Thinking Machines unveils TML-Interaction-Small for real-time AI interaction

Thinking Machines has announced the TML-Interaction-Small, a revolutionary AI model designed to replace conventional turn-taking systems with an always-present interactive approach. This 276B-parameter mixture of experts model features 12B active parameters and processes conversation as a continuous live stream rather than a series of interruptions. Unlike traditional AI voice systems, which operate like walkie-talkies, TML-Interaction-Small can simultaneously listen, speak, and respond to various cues, enhancing the fluidity of human-like interaction. Its architecture uniquely integrates interactivity into the model, eliminating the need for separate detectors and timing rules. Early results showcase impressive performance metrics, positioning it for broader applications in real-time collaboration ahead of a wider release later this year.

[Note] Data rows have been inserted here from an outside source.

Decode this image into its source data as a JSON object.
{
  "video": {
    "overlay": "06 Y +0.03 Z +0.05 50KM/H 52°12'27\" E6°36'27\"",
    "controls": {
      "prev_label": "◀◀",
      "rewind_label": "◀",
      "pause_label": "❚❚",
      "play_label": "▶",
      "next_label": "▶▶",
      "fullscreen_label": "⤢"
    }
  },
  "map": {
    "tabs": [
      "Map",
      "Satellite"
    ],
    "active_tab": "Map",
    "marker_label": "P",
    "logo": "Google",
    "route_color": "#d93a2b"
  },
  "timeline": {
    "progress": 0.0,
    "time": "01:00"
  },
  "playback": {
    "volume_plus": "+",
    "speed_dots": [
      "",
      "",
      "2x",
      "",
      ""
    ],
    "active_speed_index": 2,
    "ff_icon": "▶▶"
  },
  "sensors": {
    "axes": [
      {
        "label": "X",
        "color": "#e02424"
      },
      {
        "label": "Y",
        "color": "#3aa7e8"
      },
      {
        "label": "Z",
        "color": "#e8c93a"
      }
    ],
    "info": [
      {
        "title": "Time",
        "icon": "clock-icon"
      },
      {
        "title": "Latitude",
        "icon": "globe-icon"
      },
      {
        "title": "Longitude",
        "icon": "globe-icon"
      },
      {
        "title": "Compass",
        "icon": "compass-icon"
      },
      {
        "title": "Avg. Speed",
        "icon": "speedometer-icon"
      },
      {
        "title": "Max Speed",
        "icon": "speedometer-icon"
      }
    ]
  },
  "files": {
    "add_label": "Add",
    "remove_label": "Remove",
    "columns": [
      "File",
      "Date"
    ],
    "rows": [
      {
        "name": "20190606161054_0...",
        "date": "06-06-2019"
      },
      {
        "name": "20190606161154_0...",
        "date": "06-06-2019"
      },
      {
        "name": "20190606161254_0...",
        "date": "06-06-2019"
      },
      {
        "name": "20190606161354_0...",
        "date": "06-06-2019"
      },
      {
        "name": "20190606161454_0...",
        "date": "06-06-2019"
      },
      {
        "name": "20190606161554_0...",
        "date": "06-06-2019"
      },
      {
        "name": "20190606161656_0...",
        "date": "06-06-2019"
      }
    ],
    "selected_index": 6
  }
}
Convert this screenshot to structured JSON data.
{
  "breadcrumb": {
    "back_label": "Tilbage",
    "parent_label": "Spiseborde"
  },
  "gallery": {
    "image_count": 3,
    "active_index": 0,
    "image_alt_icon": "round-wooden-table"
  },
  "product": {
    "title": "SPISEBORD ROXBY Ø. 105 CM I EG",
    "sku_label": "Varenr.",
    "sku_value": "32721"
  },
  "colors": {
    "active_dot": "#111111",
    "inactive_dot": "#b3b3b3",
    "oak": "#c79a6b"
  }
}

Thinking Machines: Thinking Machines Lab is an artificial intelligence research and product company co-founded by former OpenAI CTO Mira Murati and other alumni, focused on building multimodal AI that interacts naturally with humans through conversation, sight, and collaboration. The company recently deepened ties with Google Cloud for AI infrastructure and continues to develop products like Tinker for model fine-tuning. In this news, they announced TML-Interaction-Small, their first AI model that introduces always-present interaction by processing live streams of audio, video, and text.
TML-Interaction-Small: TML-Interaction-Small is a multimodal mixture-of-experts AI model developed by Thinking Machines Lab as a research preview for real-time human-AI collaboration. It handles interactions through continuous micro-turns, allowing simultaneous listening, speaking, watching, and tool usage without traditional turn-taking pauses. The model enables novel behaviors like interruptions based on context, reactions to visual cues, and background processing for complex tasks while maintaining conversational presence.

Research Preview: Launched as an early model with demonstrations of live translation, code debugging, and timed reminders, ahead of wider release later this year.
Architecture Advantage: Trains interactivity natively into the model, bypassing separate voice detectors, turn rules, and speech components used in most real-time systems.
Interaction Innovation: Shifts AI from walkie-talkie style turn-taking to always-present systems that listen, watch, and respond simultaneously like human collaboration.